Гоша одной рукой держал поводья, а другой сжимал древко аквилы, на которой был изображен Пегас.
Караул вышел на площадку перед автобусами и остановился. Глухо бумкнули щиты по асфальту, Гоша спрыгнул с коня и подошел к Лилии Марковне. Подняв в приветствии правую ладонь, он громко гаркнул: « Аве Пегасус!» и легионеры повторили его слова. Опустившись на одно колено, Гоша передал свое знамя Суховой и встал за ее спиной.
– Приветствую вас, Избранники Аполлона! Юные дарования, которыми восхищаются Музы. Добро пожаловать в «Пегас»!
Ребят проводили между двумя рядами легионеров, а девушки в тогах надевали им на головы лавровые венки, которые доставали из своих корзин.
10
Лагерь наполнился суетой.
Почти три сотни детей размещали по корпусам, делили на отряды, знакомили с вожатыми. Наверное, этот час с небольшим стал какой-то переломной точкой между вальяжным спокойствием и мелькающими везде разноцветными футболками. «Пегас», как суетливая бабушка, к которой только привезли внуков, сперва хватался за все подряд, а потом, словно убедившись в том, что всем хватило места и никто не обижается на старушку, всплеснув руками: «Дети-то не кормлены! Свят-свят-свят…», стал накрывать на стол.
Тася бы удивилась, если здесь Сухова попала впросак. Больше для проформы, она заглянула в столовую и поставила ещё один жирный плюсик «Пегасу». В огромном помещении витали такие запахи, что желудок девушки тихонько предложил составить компанию детям и оценить меню лично.

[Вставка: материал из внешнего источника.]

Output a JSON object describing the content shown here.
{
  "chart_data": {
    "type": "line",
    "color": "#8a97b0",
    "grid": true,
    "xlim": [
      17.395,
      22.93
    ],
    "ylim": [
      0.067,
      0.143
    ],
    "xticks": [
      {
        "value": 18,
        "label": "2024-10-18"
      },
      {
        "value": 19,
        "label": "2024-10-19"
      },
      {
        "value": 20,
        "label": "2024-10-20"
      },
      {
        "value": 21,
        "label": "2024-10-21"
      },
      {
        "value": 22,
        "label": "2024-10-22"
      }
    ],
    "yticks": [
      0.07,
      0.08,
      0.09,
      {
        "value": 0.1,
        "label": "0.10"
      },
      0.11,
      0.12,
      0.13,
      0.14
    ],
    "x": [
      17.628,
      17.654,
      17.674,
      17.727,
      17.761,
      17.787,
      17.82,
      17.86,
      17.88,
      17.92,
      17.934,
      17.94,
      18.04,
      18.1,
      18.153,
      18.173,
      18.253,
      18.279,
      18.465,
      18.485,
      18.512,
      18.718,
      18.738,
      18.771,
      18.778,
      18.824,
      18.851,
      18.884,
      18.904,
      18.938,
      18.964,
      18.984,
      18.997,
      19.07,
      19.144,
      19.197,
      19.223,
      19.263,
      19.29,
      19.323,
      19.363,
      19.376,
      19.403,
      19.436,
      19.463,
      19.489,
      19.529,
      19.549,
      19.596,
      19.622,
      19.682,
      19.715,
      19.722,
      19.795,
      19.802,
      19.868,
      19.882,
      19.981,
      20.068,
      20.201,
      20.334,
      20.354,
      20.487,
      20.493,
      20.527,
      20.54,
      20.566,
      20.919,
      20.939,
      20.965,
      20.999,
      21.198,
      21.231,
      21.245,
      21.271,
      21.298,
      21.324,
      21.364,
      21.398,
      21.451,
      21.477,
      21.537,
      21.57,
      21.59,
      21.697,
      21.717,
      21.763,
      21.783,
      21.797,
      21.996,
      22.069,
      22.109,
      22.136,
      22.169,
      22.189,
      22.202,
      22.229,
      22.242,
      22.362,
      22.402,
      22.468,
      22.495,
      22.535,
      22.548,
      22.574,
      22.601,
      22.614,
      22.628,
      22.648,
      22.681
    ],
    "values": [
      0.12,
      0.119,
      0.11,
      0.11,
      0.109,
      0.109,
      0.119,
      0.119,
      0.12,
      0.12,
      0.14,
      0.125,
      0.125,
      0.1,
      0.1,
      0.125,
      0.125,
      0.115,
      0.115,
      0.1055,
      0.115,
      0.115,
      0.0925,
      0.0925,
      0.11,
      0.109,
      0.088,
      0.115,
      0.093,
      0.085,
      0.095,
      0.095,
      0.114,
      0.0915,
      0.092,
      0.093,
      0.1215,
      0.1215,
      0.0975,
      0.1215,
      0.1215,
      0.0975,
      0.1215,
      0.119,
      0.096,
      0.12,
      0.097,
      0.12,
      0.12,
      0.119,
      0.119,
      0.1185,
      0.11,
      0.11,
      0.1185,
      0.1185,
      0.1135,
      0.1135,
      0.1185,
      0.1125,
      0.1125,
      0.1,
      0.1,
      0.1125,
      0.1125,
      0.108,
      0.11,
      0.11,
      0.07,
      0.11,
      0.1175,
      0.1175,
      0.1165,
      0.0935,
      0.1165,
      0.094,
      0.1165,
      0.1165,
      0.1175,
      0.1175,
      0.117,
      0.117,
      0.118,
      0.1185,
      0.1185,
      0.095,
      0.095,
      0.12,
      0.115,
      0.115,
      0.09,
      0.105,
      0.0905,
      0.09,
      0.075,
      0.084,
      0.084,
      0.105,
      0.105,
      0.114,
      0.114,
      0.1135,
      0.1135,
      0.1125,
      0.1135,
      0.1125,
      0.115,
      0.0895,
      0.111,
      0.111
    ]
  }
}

А лучше – переехать сюда.
Между столами лавировали с подносами официанты, которых, казалось, не смутил бы сам Мишлен.
– Голубчик, мне на первое… солянку, так-так-так… потом принесите стейк с кровью и бутылочку красного.
– К сожалению вино мы не подаем.
– Как так, голубчик?
– Месье Андре, это же детский лагерь. – шепотом произносил официант.

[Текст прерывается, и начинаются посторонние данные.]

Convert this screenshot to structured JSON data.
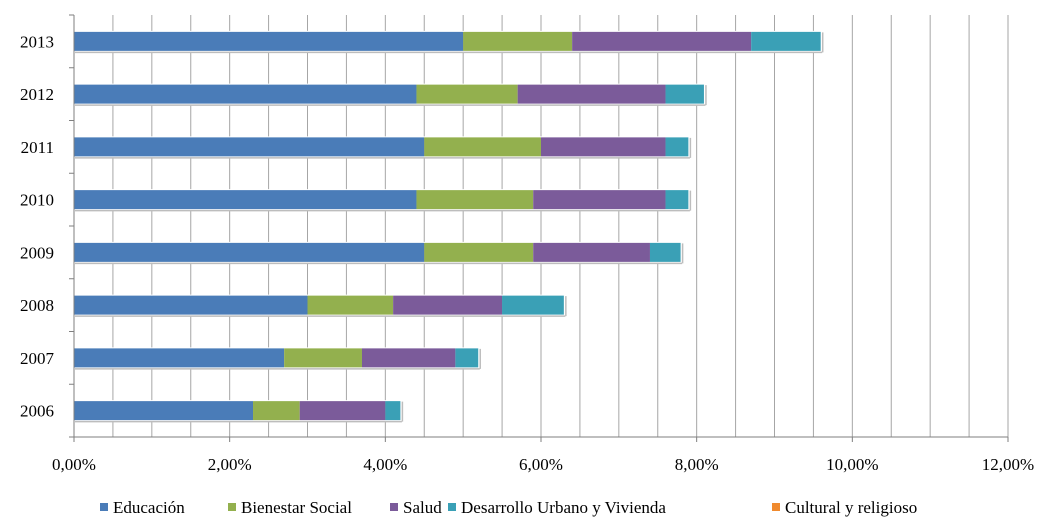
{
  "chart_data": {
    "type": "bar",
    "orientation": "horizontal",
    "stacked": true,
    "categories": [
      "2013",
      "2012",
      "2011",
      "2010",
      "2009",
      "2008",
      "2007",
      "2006"
    ],
    "series": [
      {
        "name": "Educación",
        "color": "#4a7cb8",
        "values": [
          5.0,
          4.4,
          4.5,
          4.4,
          4.5,
          3.0,
          2.7,
          2.3
        ]
      },
      {
        "name": "Bienestar Social",
        "color": "#93b04e",
        "values": [
          1.4,
          1.3,
          1.5,
          1.5,
          1.4,
          1.1,
          1.0,
          0.6
        ]
      },
      {
        "name": "Salud",
        "color": "#7b5b9a",
        "values": [
          2.3,
          1.9,
          1.6,
          1.7,
          1.5,
          1.4,
          1.2,
          1.1
        ]
      },
      {
        "name": "Desarrollo Urbano y Vivienda",
        "color": "#3aa0b6",
        "values": [
          0.9,
          0.5,
          0.3,
          0.3,
          0.4,
          0.8,
          0.3,
          0.2
        ]
      },
      {
        "name": "Cultural y religioso",
        "color": "#f08a2e",
        "values": [
          0,
          0,
          0,
          0,
          0,
          0,
          0,
          0
        ]
      }
    ],
    "xlim": [
      0,
      12
    ],
    "xticks": [
      0,
      2,
      4,
      6,
      8,
      10,
      12
    ],
    "xtick_labels": [
      "0,00%",
      "2,00%",
      "4,00%",
      "6,00%",
      "8,00%",
      "10,00%",
      "12,00%"
    ],
    "xlabel": "",
    "ylabel": "",
    "title": "",
    "grid": "vertical",
    "legend_position": "bottom"
  }
}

– Ах, совсем из головы вылетело. Пардон. – Мишлен водил пальцем по страницам меню – Тогда чай с мелиссой и булочку с корицей, как у девочки за соседним столиком.
– Сей момент.
Тася улыбнулась в ответ на приветствие величайшего гурмана и направилась в «Посейдон».
– А Гоша такой важный на коне едет и во все горло орет! Теперь понятно почему он вчера хрипел, как маньяк. – Лена прыснула от смеха, не прекращая орудовать ножом.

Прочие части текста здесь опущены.